Innovation2.0: Harnessing the power of social networks

When Apple came up with the Mac, IBM was spending at least 100 times more on R&D. It's not about money. It's about the people you have, how you're led, and how much you get it. Steve Jobs, Fortune, Nov. 9, 1998

Why

Innovation has become the mantra of business today. It is difficult to find any business that does not have innovation as a core value or key objective. There is no end of debate about new models of innovation, particularly about ‘open-innovation’; how companies can embrace external expertise or gather inputs from their customers to increase the flow of new ideas into their innovation pipelines. But as Steve Jobs remarks above, the key issue is not getting new ideas as such, but how ideas are captured, processed and exploited, by ‘the people you have’.

What is often underestimated is the role social capital plays in successful innovation strategies. Using ingenious methods to gather ideas from partners, suppliers or customers amounts to little if internal organization and processes prevent the successful exploitation of these inputs.

This workshop aims to explore innovation 2.0 – a new framework and methodology based upon collaborative software platforms and informal social networks within organizations – to explore how companies can liberate their innovation potential.

The workshop will introduce a new innovation framework and methodology as well as some hands on experience of Spigit, a radical idea management platform.

Who should attend

This seminar/workshop should be of value to anyone with an interest in enhancing the innovation process and outputs of their organisation. Participants might have the following roles:

  • Chief Innovation Officers
  • Chief Operating Officers
  • Heads of R&D
  • Product & Service Development
  • Marketing and Customer Engagement
  • Senior Project Managers

What are the benefits

Understand the role and importance of informal networks within your organisation’s innovation process

Engage with a new innovation framework that embraces the critical roles identified within your internal social networks to speed time to market from idea capture, validation and engagement to exploitation

Understand how collaborative software can be used to build innovation communities (based upon exploration, engagement and exploitation) within and beyond your organisation

Study some case studies from companies that are embracing an innovation 2.0 approach

Practical experience of the Spigit innovation management platform

Meet and interact other Senior Innovation/Product Development Managers from a wide array of organisations

What does it cost?

The course fee of Euro 600 included VAT

1/2-Day Programme Content

The programme is designed to challenge a number of existing orthodoxies about innovation, particularly focussing upon how to maximise your key innovation asset – your people and the processes that enable or hinder success.

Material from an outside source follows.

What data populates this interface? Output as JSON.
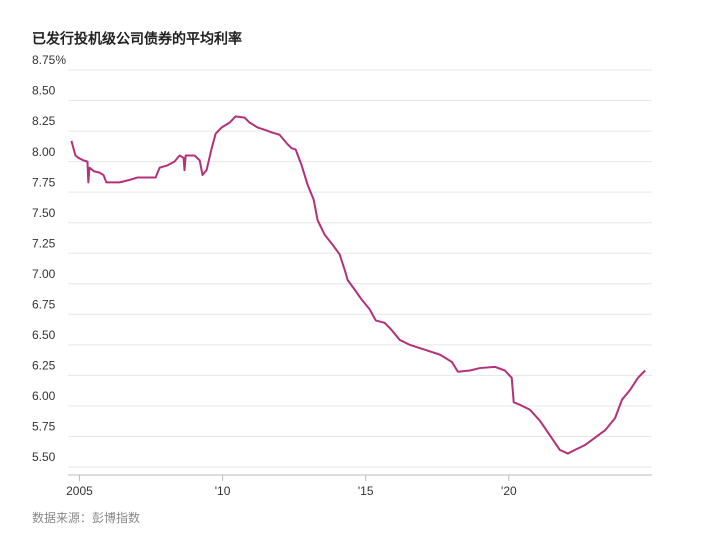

The programme is divided into two parts:

Part I: A new Framework and Methodology for Innovation

This will take the form of a presentation and interactive discussion about

  • Models of innovation – from closed to open
  • Companies that aim to win through disruptive innovation
  • Companies that aim not to loose through controlled innovation
  • Social Networks and how companies actually work
  • Defined and informal roles and processes: the three ‘E’s of Innovation
  • Liberating your innovation social capital
  • Case studies

Part II: Practical workshop on the Spigit Platform

Participants will be split into teams and be set an innovation challenge which they can then explore and develop using Spigit tools. This will give delegates hands on experience of the power of collaborative software.

Prizes will be awarded for the team that gets to the top of the leader board and gains the greatest reputation in the course of collaborating and solving the problem.

Workshop Leaders

Laurence Lock-Lee
Phd, University of Sydney, Australia. Having over 35 years of experience in research and management consulting, Laurence is accredited as an international expert in knowledge management and intellectual capital. He is the author of the book “IT Governance in a Networked World: Multi-Sourcing Strategies and Social Capital for Corporate Computing” and two executive reports for acknowledged management research group Cutter Inc., as well as publishing over 40 papers in conference proceedings, international journals and book chapters. He has presented at industry forums and undertaken consulting engagements in Europe Asia, Australia and the USA.  He has taught Knowledge Management and Business Analysis at  the Masters and Doctoral level in Australia and Asia.

Massimo Pettiti graduated in Electronic Engineering from the Università Statale di Pavia.
Is "Matter Expert" and a specialist in "Psychology of New Media" at the Universita' Cattolica in Milan. He takes about 18 years in telecommunications, mobile and web.
He participated in the start-up of Omnitel (now Vodafone Italy) as Senior Project Manager and the he has led innovation of H3G-3Italia as Director of Innovation and New Media.
He holds the course "Economics of Innovation" at NABA (Nuova Accademia di Belle Arti-MI).
He is also in the Board of Directors of The "Renaissance Link", an association that supports creativity, innovation, beauty and sustainability in a context of Italian companies rooted to the land, founded by G. Lanzone, F. Morace and E. Genovesi.